Ponts centenaires de Constantine (2ème partie): Sidi M'cid, la passerelle des vertiges


Constantine, qui s’avance dans l’espace comme un promontoire traverse le temps, massive, énorme, déconcertante, identique à elle-même et toujours renouvelée, immobile et vivante. A tout jamais, elle a pris la mesure exacte des choses et se rassure dans sa permanence. Elle s’offre et se refuse, terriblement attentive et puissamment indifférente. Pour mieux se mériter, et dans un orgueil refusant ses limites afin de plus encore s’honorer, elle s’érige elle-même en monument.Malek Haddad (janvier 1966).

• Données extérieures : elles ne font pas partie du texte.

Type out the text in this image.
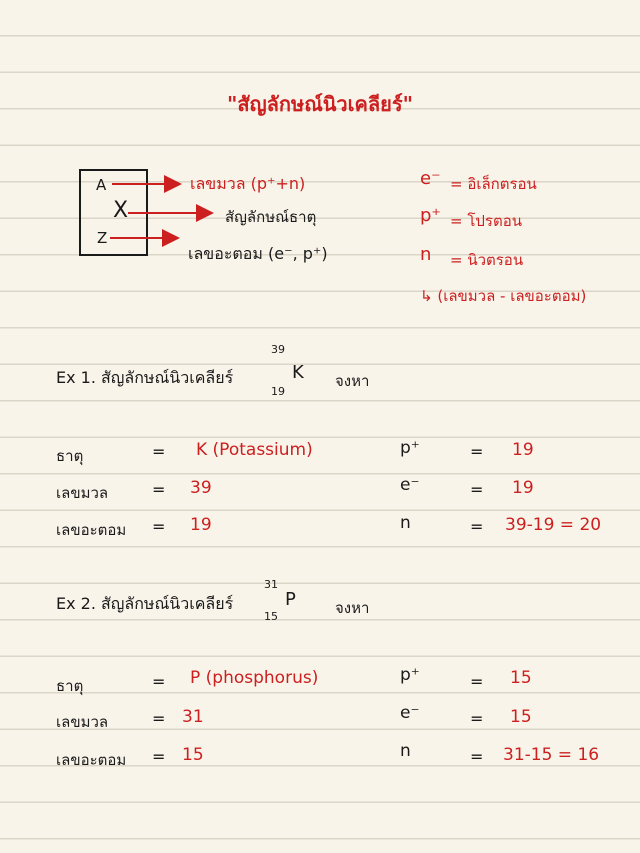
"สัญลักษณ์นิวเคลียร์"
A
X
Z
เลขมวล (p⁺+n)
สัญลักษณ์ธาตุ
เลขอะตอม (e⁻, p⁺)
e⁻ = อิเล็กตรอน
p⁺ = โปรตอน
n = นิวตรอน
↳ (เลขมวล - เลขอะตอม)
Ex 1. สัญลักษณ์นิวเคลียร์
39
19
K จงหา
ธาตุ	= K (Potassium)	p⁺	= 19
เลขมวล	= 39	e⁻	= 19
เลขอะตอม = 19	n	= 39-19 = 20
Ex 2. สัญลักษณ์นิวเคลียร์
31
15
P	จงหา
ธาตุ	= P (phosphorus)	p⁺	= 15
เลขมวล	= 31	e⁻	= 15
เลขอะตอม = 15	n	= 31-15 = 16
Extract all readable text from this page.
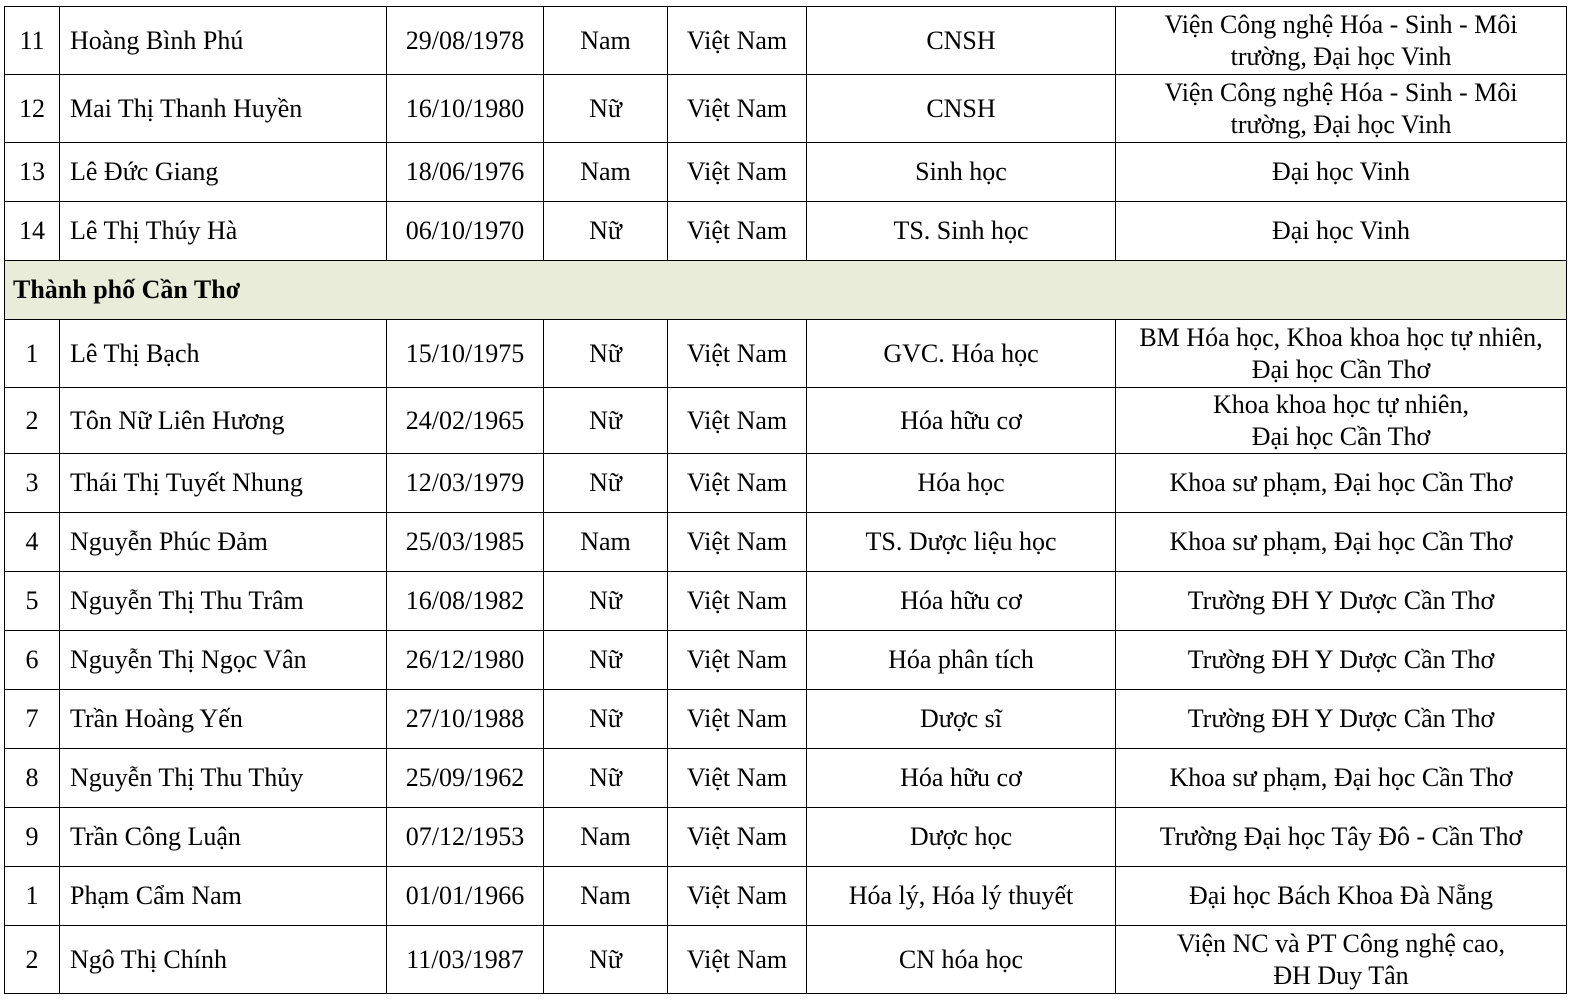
11	Hoàng Bình Phú	29/08/1978	Nam	Việt Nam	CNSH	Viện Công nghệ Hóa - Sinh - Môi
trường, Đại học Vinh
12	Mai Thị Thanh Huyền	16/10/1980	Nữ	Việt Nam	CNSH	Viện Công nghệ Hóa - Sinh - Môi
trường, Đại học Vinh
13	Lê Đức Giang	18/06/1976	Nam	Việt Nam	Sinh học	Đại học Vinh
14	Lê Thị Thúy Hà	06/10/1970	Nữ	Việt Nam	TS. Sinh học	Đại học Vinh
Thành phố Cần Thơ						
1	Lê Thị Bạch	15/10/1975	Nữ	Việt Nam	GVC. Hóa học	BM Hóa học, Khoa khoa học tự nhiên,
Đại học Cần Thơ
2	Tôn Nữ Liên Hương	24/02/1965	Nữ	Việt Nam	Hóa hữu cơ	Khoa khoa học tự nhiên,
Đại học Cần Thơ
3	Thái Thị Tuyết Nhung	12/03/1979	Nữ	Việt Nam	Hóa học	Khoa sư phạm, Đại học Cần Thơ
4	Nguyễn Phúc Đảm	25/03/1985	Nam	Việt Nam	TS. Dược liệu học	Khoa sư phạm, Đại học Cần Thơ
5	Nguyễn Thị Thu Trâm	16/08/1982	Nữ	Việt Nam	Hóa hữu cơ	Trường ĐH Y Dược Cần Thơ
6	Nguyễn Thị Ngọc Vân	26/12/1980	Nữ	Việt Nam	Hóa phân tích	Trường ĐH Y Dược Cần Thơ
7	Trần Hoàng Yến	27/10/1988	Nữ	Việt Nam	Dược sĩ	Trường ĐH Y Dược Cần Thơ
8	Nguyễn Thị Thu Thủy	25/09/1962	Nữ	Việt Nam	Hóa hữu cơ	Khoa sư phạm, Đại học Cần Thơ
9	Trần Công Luận	07/12/1953	Nam	Việt Nam	Dược học	Trường Đại học Tây Đô - Cần Thơ
1	Phạm Cẩm Nam	01/01/1966	Nam	Việt Nam	Hóa lý, Hóa lý thuyết	Đại học Bách Khoa Đà Nẵng
2	Ngô Thị Chính	11/03/1987	Nữ	Việt Nam	CN hóa học	Viện NC và PT Công nghệ cao,
ĐH Duy Tân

Témoin de l’obstination de l’homme à vouloir défier la nature, le pont suspendu Sidi M’cid, qui a bouclé cent ans le 19 avril dernier, traverse les deux parois rocheuses du Rhumel, à 170 m de hauteur. Il demeure l’une des merveilleuses curiosités du Vieux Rocher. Dans son éternel texte en hommage à la ville, intitulé Une clé pour Cirta, publié dans le journal An Nasr du 4 janvier 1966, Malek Haddad avait écrit: «Le pont suspendu, je n’en parlerai pas. Je comprends son utilité, j’admire sa grâce, je respecte sa témérité et je regrette sa présence. Il y a dans certaines victoires de l’homme sur la nature quelque chose qui m’émeut et qui me gêne à la fois. Elles me semblent en affront à la nature qu’on humilie en la domptant.»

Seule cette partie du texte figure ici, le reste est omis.